Grant saw that this particular skeleton had also been twisted laterally, so that the right leg and foot were raised up above the backbone.

“It looks kind of distorted,” one of the kids said. “But I don’t think it’s the computer.”

“No,” Grant said. “It’s just time. Lots and lots of time.”

Grant knew that people could not imagine geological time. Human life was lived on another scale of time entirely. An apple turned brown in a few minutes. Silverware turned black in a few days. A compost heap decayed in a season. A child grew up in a decade. None of these everyday human experiences prepared people to be able to imagine the meaning of eighty million years – the length of time that had passed since this little animal had died.

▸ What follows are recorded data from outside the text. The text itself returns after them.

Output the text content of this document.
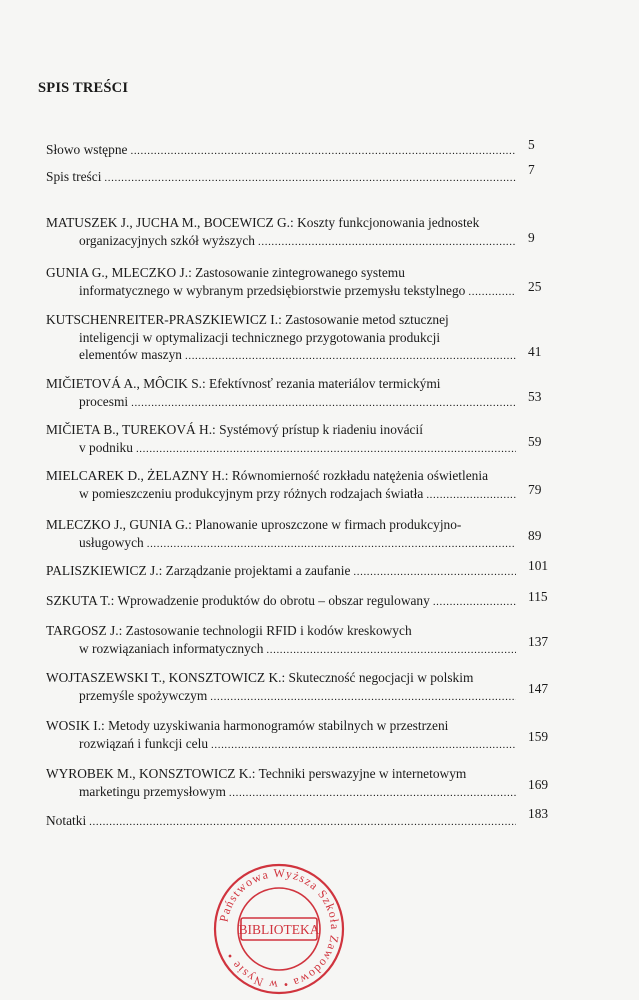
SPIS TREŚCI
Słowo wstępne .....	5
Spis treści .....	7
MATUSZEK J., JUCHA M., BOCEWICZ G.: Koszty funkcjonowania jednostek
organizacyjnych szkół wyższych .....	9
GUNIA G., MLECZKO J.: Zastosowanie zintegrowanego systemu
informatycznego w wybranym przedsiębiorstwie przemysłu tekstylnego .....	25
KUTSCHENREITER-PRASZKIEWICZ I.: Zastosowanie metod sztucznej
inteligencji w optymalizacji technicznego przygotowania produkcji
elementów maszyn .....	41
MIČIETOVÁ A., MÔCIK S.: Efektívnosť rezania materiálov termickými
procesmi .....	53
MIČIETA B., TUREKOVÁ H.: Systémový prístup k riadeniu inovácií
v podniku .....	59
MIELCAREK D., ŻELAZNY H.: Równomierność rozkładu natężenia oświetlenia
w pomieszczeniu produkcyjnym przy różnych rodzajach światła .....	79
MLECZKO J., GUNIA G.: Planowanie uproszczone w firmach produkcyjno-
usługowych .....	89
PALISZKIEWICZ J.: Zarządzanie projektami a zaufanie .....	101
SZKUTA T.: Wprowadzenie produktów do obrotu – obszar regulowany .....	115
TARGOSZ J.: Zastosowanie technologii RFID i kodów kreskowych
w rozwiązaniach informatycznych .....	137
WOJTASZEWSKI T., KONSZTOWICZ K.: Skuteczność negocjacji w polskim
przemyśle spożywczym .....	147
WOSIK I.: Metody uzyskiwania harmonogramów stabilnych w przestrzeni
rozwiązań i funkcji celu .....	159
WYROBEK M., KONSZTOWICZ K.: Techniki perswazyjne w internetowym
marketingu przemysłowym .....	169
Notatki .....	183
Państwowa Wyższa Szkoła Zawodowa • w Nysie •
BIBLIOTEKA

In the classroom, Grant had tried different comparisons. If you imagined the human lifespan of sixty years was compressed to an hour, then eighty million years would still be 3,652 years-older than the pyramids. The velociraptor had been dead a long time.

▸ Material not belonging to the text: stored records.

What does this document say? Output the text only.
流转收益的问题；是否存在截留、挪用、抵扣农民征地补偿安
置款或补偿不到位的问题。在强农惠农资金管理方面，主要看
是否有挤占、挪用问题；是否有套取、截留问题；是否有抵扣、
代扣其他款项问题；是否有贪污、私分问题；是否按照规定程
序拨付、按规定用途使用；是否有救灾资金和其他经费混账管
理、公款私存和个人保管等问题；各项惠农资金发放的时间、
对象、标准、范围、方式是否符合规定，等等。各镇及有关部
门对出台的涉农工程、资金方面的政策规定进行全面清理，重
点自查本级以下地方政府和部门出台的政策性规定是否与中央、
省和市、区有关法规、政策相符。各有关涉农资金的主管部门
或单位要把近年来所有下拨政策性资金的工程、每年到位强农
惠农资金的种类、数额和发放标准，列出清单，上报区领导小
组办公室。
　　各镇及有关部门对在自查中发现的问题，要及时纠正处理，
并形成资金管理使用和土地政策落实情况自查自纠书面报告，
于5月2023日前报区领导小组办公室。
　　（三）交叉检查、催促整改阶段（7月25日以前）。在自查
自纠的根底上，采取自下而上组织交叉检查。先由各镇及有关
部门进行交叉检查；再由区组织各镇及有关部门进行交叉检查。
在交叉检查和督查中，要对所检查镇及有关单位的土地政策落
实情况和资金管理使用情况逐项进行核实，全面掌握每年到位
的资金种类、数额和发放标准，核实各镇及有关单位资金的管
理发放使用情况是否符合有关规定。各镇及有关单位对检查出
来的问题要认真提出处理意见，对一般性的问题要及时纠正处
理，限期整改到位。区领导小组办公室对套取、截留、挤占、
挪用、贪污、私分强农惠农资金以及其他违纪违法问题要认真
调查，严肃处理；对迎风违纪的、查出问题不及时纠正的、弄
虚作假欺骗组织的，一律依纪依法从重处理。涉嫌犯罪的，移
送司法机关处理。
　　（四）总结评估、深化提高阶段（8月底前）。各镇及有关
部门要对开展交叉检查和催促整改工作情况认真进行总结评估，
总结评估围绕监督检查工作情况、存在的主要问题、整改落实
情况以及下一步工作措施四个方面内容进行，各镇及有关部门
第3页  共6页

“Doesn’t look very fearsome,” one of the kids said.

“He wasn’t,” Grant said. “At least, not until he grew up.” Probably this baby had scavenged, feeding off carcasses slain by the adults, after the big animals had gorged themselves, and lay basking in the sun. Carnivores could eat as much as 25 percent of their body weight in a single meal, and it made them sleepy afterward. The babies would chitter and scramble over the indulgent, somnolent bodies of the adults, and nip little bites from the dead animal. The babies were probably cute little animals.